Aller au contenu principal

Fouzia Azougagh, jeune étudiante de 25 ans, a été enlevée le 18 février 2010 à Taza par des agents des services de sécurité à un arrêt de bus pour être emmenée au centre de détention de Témara. Du centre de Témara aux locaux de la police judiciaire à Casablanca, elle a été gravement torturée. Le 12 novembre dernier, elle a été condamnée à 6 ans de prison ferme dans le cadre de la « loi antiterroriste ». Fouzia est actuellement incarcérée à la prison de Salé et attend d'être rejugée en appel dans les mois prochains.  Elle a commencé une grève de la faim.

Jeudi 18 février 2010 vers 19h. Taza, une petite ville du nord du Maroc. Après une longue journée de cours à l'université, Fouzia, jeune étudiante marocaine de 25 ans, rentre chez elle. Elle monte dans le bus. Il fait déjà nuit. La rue est bruyante, pleine de monde. Lorsqu'elle descend du bus, deux hommes l'attendent à l'arrêt. Deux agents des services de sécurité en civil. L'un deux l'attrape par la main et la force à rentrer dans l'une des voitures banalisées garées dans la rue, le moteur en marche. Là, sur la banquette arrière, l'homme lui attache les mains et lui bande les yeux. Après plusieurs heures de route, la voiture s'arrête. Centre de détention de Témara, à une quinzaine de kilomètres de Rabat. Un centre géré par la Direction de la Surveillance du Territoire (DST). Un silence terrible. Les hommes sortent Fouzia de la voiture et disent à d'autres que leur mission s'arrête là. Ils s'en vont. Un homme prend Fouzia par les poignets, lui demande de se baisser. Ils entrent au sous-sol d'un bâtiment. Fouzia ne sait pas toujours pas où elle se trouve. On lui enlève les menottes et on lui demande sa carte d'identité. Elle ne sait pas où elle est, elle a toujours les yeux bandés. Elle proteste contre la manière dont elle a été traitée. C'est là que commencent les séances d'interrogatoire. Interminables. Pendant 14 jours, Fouzia est interrogée des heures durant, menottée les yeux bandés. Les agents de la DST l'interrogent sur ses activités au sein du syndicat étudiant l'UNEM auquel elle appartient. Ils la questionnent sur ses opinions politiques et religieuses.  A chaque fois, Fouzia est attachée à une chaise, insultée et battue. Elle est victime d'attouchements sexuels, de menaces de viols et privée de sommeil. 

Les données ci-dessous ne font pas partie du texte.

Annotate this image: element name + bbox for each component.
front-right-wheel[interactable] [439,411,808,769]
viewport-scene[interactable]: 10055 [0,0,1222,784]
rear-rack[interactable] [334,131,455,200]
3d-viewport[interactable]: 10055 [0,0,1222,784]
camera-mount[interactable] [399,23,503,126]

Après deux semaines de détention au secret, Fouzia est transférée dans la soirée du mercredi 3 mars 2010 dans les locaux de la police judiciaire à Casablanca. Là encore elle est menottée, attachée. Vers 20h, on la jette dans une cellule. C'est pire qu'à Témara. Une pièce sombre, irrespirable. A nouveau, elle a subi des tortures physiques et morales. Les policiers la forcent à signer des aveux.

Jeudi 11 mars, la jeune étudiante est déférée devant le juge d'instruction de la cour d'appel de Rabat sous prétexte de lien avec une affaire de terrorisme. Aucun avocat n'est là pour l'assister. Elle dit au magistrat qu'elle a été torturée, mentalement, physiquement et qu'on l'a forcée à signer des aveux. Fouzia est étudiante en droit, elle sait bien qu'une garde à vue qui dure 3 semaines est contraire à la loi marocaine et que les tortures qu'elle a subies sont inadmissibles. Elle proteste contre l'illégalité de sa détention. Elle exige le respect de ses droits fondamentaux. En vain.

Fouzia est déférée le lendemain devant la chambre criminelle chargée des affaires de « terrorisme » où elle affirme de nouveau devant les juges avoir été détenue au-delà de la période légale de garde à vue et avoir été torturée pour signer des aveux. Les magistrats restent sourds et la condamnent à 6 ans de prison pour « constitution d'une bande criminelle pour préparer et commettre des actes terroristes » et « exercice d'une activité au sein d'une association non autorisée et tenue de réunions sans autorisation préalable ».

La jeune étudiante est actuellement incarcérée à la prison de Salé. Elle a fait appel de sa condamnation et devrait être rejugée dans les mois à venir. Fouzia a commencé une grève de la faim. Pour protester contre ses conditions de détention, son injuste condamnation et toutes les tortures qu'elle a endurées.

Alkarama a soumis le cas de Fouzia Azougagh au Groupe de travail sur la détention arbitraire le 28 mars 2011, en copie au Rapporteur spécial sur la torture.